相対的(制作視点)と絶対的(クライアント視点)
2008.10.23 木曜日
本仕事でクライアントと2時間半ほど、打ち合わせ。
この案件は、数社間(フリーランスの人も入れて)での合い見積もり(金額やプランを個別に出して、それらを比較して決定する)で進んでるのだけれど、うちに決定した理由を聞くことができた。
それはデザインでもなく(この時点ではまだデザイン案は出していなかった)、料金的なものでもない、「丁寧で早い対応」。
デザイン性の良さとかは、認知度が高い賞を獲っていたり、デザインを手がけたことによって売り上げが何パー上がった等の「印」がないと、自分たちが思っているほどにメリットとは感じられないのだろう。

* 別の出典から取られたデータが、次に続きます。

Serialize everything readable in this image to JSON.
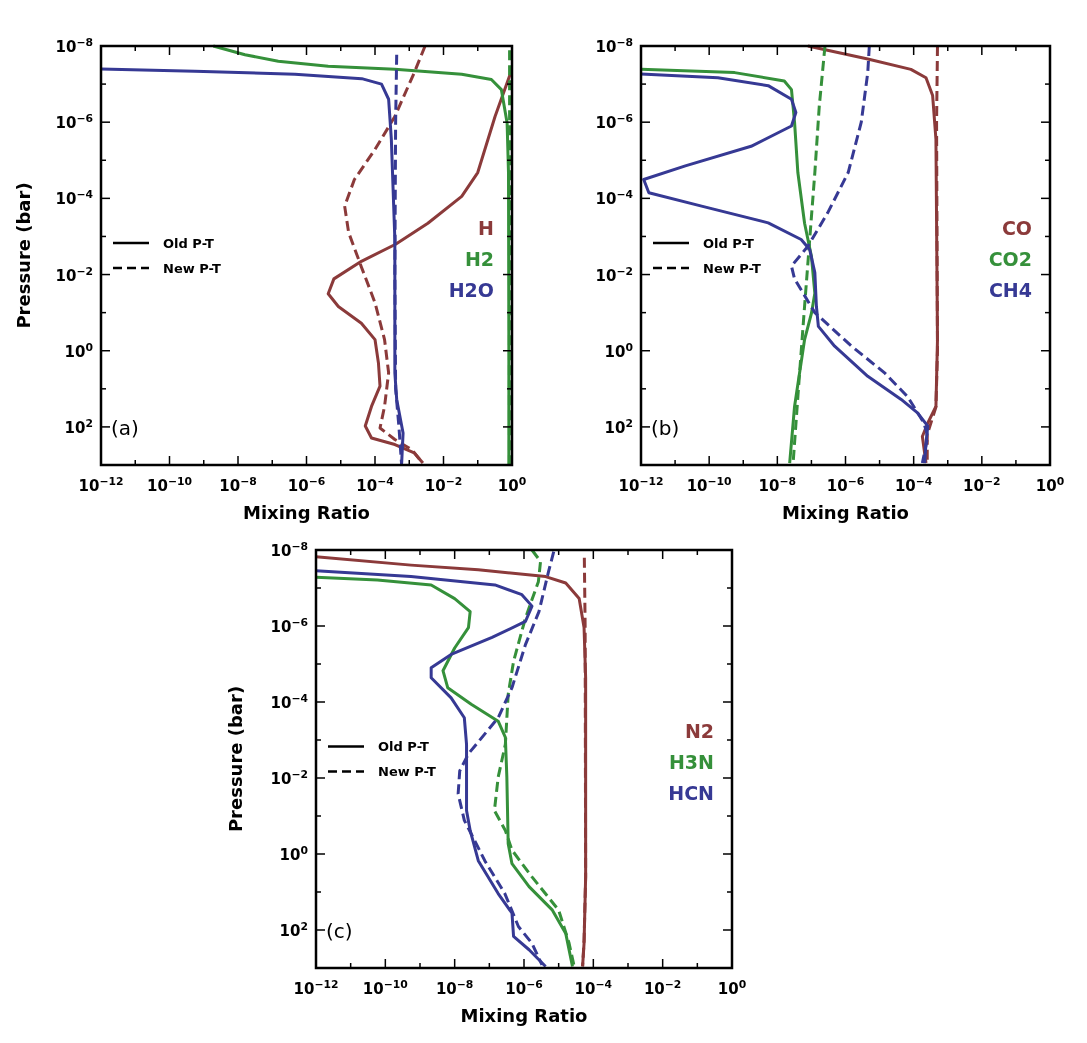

ましてや数年前に比べて、デザインの質が底上げされている(といっても、一つの流れ・流行に乗っかっている傾向はある)なかで、明確な良さなんて伝わりにくいんだろうね。
「反応の早さ」
「わかりやすい解釈・専門知識の通訳」
「ITにおいて、クライアントの仕事が楽になる(便利になる)ネタの提供」
これらは、認知度の低い中小企業にとって唯一の武器なのかもしんない。
自分たちが思っているほど、デザインの質が云々、クオリティが高い云々は通じていなくて、意味も薄い。

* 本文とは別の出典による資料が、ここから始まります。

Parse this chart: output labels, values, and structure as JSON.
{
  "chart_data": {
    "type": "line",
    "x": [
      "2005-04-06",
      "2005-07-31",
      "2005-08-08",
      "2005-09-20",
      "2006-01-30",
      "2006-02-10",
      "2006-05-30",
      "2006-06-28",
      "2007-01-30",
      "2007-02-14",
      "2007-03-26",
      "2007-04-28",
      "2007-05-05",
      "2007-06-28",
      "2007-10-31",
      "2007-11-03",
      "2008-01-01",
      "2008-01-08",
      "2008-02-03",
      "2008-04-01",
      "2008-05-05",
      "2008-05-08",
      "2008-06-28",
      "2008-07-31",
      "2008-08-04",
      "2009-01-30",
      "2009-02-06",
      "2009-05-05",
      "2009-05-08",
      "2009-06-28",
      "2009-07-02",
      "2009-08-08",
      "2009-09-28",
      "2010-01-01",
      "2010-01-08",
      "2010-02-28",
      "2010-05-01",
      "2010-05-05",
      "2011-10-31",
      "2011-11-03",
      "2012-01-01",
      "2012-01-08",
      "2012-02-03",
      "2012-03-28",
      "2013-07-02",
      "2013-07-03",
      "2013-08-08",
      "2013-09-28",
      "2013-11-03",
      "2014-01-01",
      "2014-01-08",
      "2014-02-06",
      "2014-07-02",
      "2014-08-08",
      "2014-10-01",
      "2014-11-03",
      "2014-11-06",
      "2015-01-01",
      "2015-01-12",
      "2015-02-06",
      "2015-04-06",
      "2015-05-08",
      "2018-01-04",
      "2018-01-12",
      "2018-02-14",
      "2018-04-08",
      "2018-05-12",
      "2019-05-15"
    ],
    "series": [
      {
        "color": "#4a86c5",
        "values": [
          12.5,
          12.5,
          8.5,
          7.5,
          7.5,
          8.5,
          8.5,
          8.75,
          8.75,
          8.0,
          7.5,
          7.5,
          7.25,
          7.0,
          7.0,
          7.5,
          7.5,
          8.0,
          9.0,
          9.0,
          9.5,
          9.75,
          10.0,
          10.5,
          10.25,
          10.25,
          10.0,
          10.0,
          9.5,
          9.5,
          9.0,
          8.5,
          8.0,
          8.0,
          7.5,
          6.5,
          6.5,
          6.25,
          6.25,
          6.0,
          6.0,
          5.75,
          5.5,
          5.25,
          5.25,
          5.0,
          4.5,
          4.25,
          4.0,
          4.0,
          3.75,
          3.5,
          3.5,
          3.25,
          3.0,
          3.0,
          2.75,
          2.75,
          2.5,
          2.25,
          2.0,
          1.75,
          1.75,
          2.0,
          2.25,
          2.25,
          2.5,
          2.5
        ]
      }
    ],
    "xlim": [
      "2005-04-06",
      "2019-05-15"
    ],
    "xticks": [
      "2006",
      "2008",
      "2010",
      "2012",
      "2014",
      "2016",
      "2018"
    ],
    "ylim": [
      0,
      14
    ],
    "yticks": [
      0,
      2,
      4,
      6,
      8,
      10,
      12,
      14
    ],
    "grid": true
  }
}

もしそれを感じてくれているクライアントがいるとしても、おまけ程度に考えるべき。あまり勘違いしないほうが良いと思われ。
グラフィックデザイン上の小ぎれいさ・かっちょよさを追求するより、プログラムでどんなことが実現できるか、ネットワークで新しい仕組みを生み出せるか、周りの企業や人を巻き込んで指揮を執る立場になるほうが、よっぽどおもしろそうだよね。
見た目云々よりも、総合的な仕掛けや、ビジネスとして好循環を生むツールの提案がカギっぽい感じ。